Altersflecke treten verstärkt an Hautstellen auf, die immer dem Licht ausgesetzt sind, beispielsweise an den Händen, an diesen Stellen reichert sich das körpereigenen Pigment Melanin an. Sie müssten daher eigentlich "Lichtschadensflecke" heißen. Weitere Auslöser können Lebererkrankungen, ein erhöhter Östrogenspiegel in der Schwangerschaft und Arzneistoffe zu einer uneinheitlichen Pigmentierung führen.
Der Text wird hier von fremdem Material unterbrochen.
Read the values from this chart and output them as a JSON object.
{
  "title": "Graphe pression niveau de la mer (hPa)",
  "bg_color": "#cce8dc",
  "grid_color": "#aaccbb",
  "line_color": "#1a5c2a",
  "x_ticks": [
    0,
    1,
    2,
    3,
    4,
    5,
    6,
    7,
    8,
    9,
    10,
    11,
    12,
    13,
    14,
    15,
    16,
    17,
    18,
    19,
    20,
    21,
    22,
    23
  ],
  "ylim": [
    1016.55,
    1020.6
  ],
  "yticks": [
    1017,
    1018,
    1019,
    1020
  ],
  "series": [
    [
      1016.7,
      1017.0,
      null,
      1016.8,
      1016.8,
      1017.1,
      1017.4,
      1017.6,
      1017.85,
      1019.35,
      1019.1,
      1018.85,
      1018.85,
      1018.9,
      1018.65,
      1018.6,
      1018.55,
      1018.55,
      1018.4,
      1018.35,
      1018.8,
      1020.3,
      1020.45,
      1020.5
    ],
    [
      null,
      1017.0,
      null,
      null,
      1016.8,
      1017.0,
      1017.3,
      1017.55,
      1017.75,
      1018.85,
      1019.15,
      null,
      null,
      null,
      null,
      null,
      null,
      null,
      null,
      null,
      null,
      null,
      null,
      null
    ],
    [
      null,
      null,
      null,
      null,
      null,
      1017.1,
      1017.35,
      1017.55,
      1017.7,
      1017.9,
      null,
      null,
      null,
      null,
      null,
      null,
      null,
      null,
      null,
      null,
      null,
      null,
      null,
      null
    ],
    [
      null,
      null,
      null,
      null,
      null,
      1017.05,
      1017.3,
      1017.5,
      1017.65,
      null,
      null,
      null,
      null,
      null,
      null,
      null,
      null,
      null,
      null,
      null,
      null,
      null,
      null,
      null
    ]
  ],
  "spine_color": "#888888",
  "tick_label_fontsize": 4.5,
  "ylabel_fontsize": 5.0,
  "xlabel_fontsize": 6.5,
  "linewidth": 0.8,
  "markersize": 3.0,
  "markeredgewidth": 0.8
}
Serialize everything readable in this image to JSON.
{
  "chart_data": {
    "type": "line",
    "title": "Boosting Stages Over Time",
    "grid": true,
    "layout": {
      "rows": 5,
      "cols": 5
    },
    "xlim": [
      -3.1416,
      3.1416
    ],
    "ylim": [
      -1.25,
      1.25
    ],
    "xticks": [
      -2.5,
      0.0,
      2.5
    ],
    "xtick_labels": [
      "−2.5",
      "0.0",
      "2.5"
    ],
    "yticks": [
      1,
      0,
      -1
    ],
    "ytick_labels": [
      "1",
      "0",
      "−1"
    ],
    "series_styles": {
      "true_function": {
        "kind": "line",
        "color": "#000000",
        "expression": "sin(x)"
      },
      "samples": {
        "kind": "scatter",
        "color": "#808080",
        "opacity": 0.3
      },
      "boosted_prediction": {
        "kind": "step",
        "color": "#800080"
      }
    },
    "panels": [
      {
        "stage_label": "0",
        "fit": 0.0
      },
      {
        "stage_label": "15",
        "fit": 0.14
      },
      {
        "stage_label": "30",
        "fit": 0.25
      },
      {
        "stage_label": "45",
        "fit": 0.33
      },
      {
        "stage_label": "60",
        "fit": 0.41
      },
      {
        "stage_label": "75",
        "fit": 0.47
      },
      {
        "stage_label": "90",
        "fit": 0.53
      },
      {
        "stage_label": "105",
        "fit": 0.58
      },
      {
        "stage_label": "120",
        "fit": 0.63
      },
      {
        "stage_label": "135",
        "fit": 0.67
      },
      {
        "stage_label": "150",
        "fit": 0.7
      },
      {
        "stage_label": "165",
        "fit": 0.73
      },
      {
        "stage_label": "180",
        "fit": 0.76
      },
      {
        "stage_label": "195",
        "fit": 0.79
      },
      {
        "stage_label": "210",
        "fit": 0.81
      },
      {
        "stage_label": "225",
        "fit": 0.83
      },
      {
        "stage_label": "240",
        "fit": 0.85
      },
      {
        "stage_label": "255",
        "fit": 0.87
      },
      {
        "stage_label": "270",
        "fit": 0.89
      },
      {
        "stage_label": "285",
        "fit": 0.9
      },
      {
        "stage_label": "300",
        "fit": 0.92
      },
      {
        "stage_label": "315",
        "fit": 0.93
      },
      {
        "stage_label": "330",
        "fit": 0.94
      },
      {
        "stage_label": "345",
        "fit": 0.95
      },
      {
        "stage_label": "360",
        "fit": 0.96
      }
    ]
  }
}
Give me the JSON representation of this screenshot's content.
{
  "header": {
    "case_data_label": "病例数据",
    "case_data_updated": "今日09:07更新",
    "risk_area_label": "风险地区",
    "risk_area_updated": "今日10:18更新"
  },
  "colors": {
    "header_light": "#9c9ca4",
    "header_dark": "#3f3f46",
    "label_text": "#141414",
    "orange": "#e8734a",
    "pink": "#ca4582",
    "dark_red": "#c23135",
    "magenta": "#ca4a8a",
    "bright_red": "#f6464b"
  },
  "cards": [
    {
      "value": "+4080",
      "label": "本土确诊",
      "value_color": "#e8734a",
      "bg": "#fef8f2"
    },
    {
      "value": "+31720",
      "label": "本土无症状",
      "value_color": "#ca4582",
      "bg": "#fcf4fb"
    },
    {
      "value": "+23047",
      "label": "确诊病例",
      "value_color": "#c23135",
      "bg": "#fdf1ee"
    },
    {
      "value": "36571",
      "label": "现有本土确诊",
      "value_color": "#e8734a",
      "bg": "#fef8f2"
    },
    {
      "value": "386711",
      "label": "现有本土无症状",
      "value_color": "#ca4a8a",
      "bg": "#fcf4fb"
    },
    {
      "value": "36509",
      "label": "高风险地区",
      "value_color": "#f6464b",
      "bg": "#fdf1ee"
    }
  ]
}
Das einfachste Mittel gegen Altersflecken ist das Abdecken mit Camouflage. Dieses "Super-Make-up" deckt sofort, allerdings nur bis zur nächsten Hautreinigung. Selbstbräuner gleichen die gesamte Haut dem dunkleren Fleck an. Die Methode eignet sich allerdings nur kurzfristig. Geht man mit der künstlich getönten Haut in die Sonne, dunkeln die Altersflecken nach; das Problem stellt sich erneut, nur eben um einige Farbnuancen verändert. Bleichcremes wirken erst nach einiger Zeit. an. Eingesetzt werden unter anderem Hydrochinon oder Abkömmlinge der Vitamin-A-Säure. Diese Mittel sind teilweise verschreibungspflichtig. Vor dem Betupfen betroffener Hautstellen sollte man erst für zwei bis drei Nächte testen, ob man das Mittel verträgt. Tagsüber sollten die Bleichmittel nicht angewendet werden, da sie in Verbindung mit Sonnenlicht Hautreizungen auslösen können. Der Hautarzt kann stärker wirkende Methoden wie Dermabrasion, Vereisungsverfahren mit flüssigem Stickstoff oder Fruchtsäure-Peelings anwenden.

Gleichgültig für welches Verfahren man sich entscheidet: Der Hautarzt muss entscheiden, ob es sich tatsächlich um einen Altersfleck handelt oder um den Vorboten einer bösartigen Wucherung.